NITEL, one of the country’s two main gateways, provides services to a host of other telephone operators and internet providers.
But the strike, to press for the payment of the workers’ salary arrears, has caused the shutdown of the SAT-3 facility, a key communication infrastructure that links Nigeria with the rest of the world.
The implication is that the phone companies and internet providers that depend on that facility have been cut off, making it impossible for them to service their customers.
“We cannot service our private and corporate customers due to the NITEL strike, and we don’t know how long this will last,” an official of a major broadband provider in Lagos said on Thursday.
Asked if the company plans to switch customers to a back-up system, the official retorted: “We can’t do much right now.”
The development has put a huge pressure on the telecommunications system, according to the regulatory National Communications Commission (NCC).
“NITEL is a major provider of land line services to government agencies and major corporate organisations in the country.
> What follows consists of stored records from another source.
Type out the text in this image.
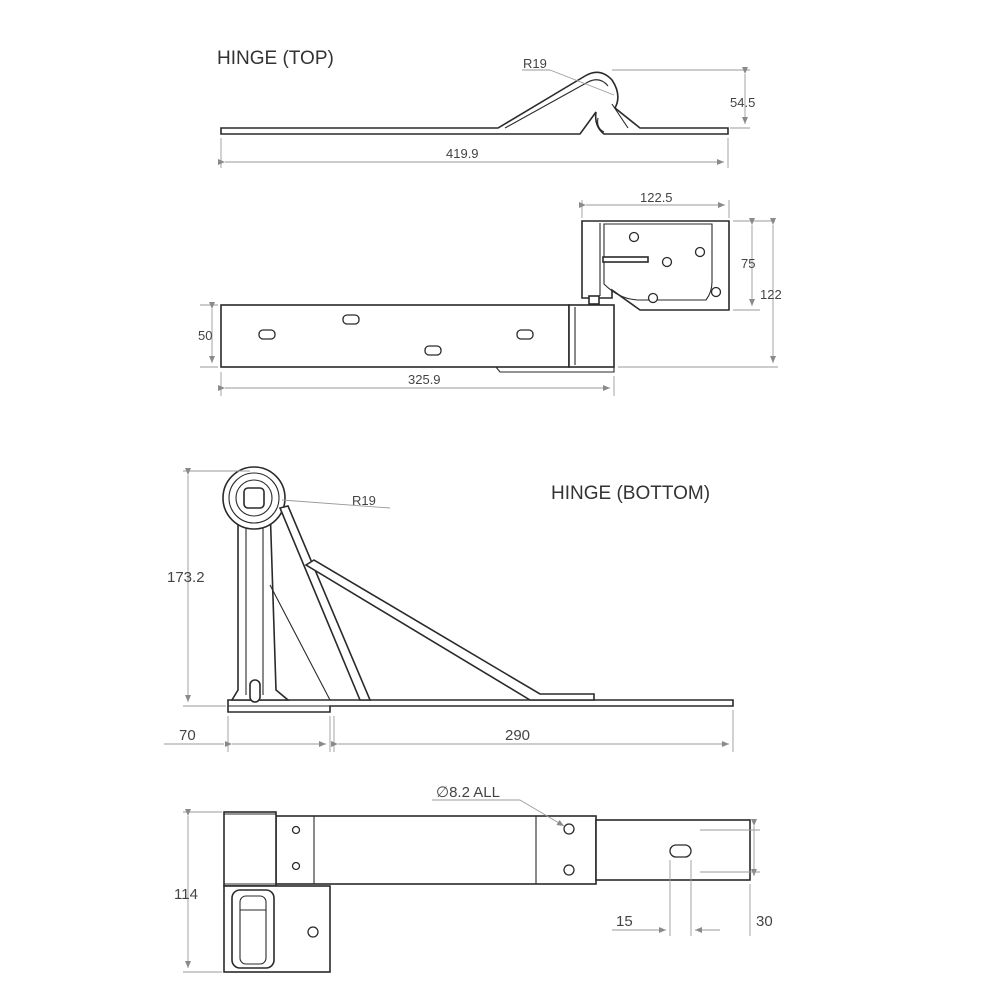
HINGE (TOP)
HINGE (BOTTOM)
R19
54.5
419.9
122.5
75
122
50
325.9
R19
173.2
70	290
∅8.2 ALL
114
15	30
Also, through the SAT-3 cable infrastructure, NITEL provides major international link from Nigeria to the rest of the world,” NCC said in a statement.
“As a consequence of the workers’ strike, subscribers who rely on NITEL’s fixed lines would invariably resort to patronising other service providers, thus increasing the congestion on those networks,” it said.
Efforts by the government to persuade the workers to open the SAT-3 facility have so far failed, as they insist on the full payment of their salaries before calling off the strike. Panapress.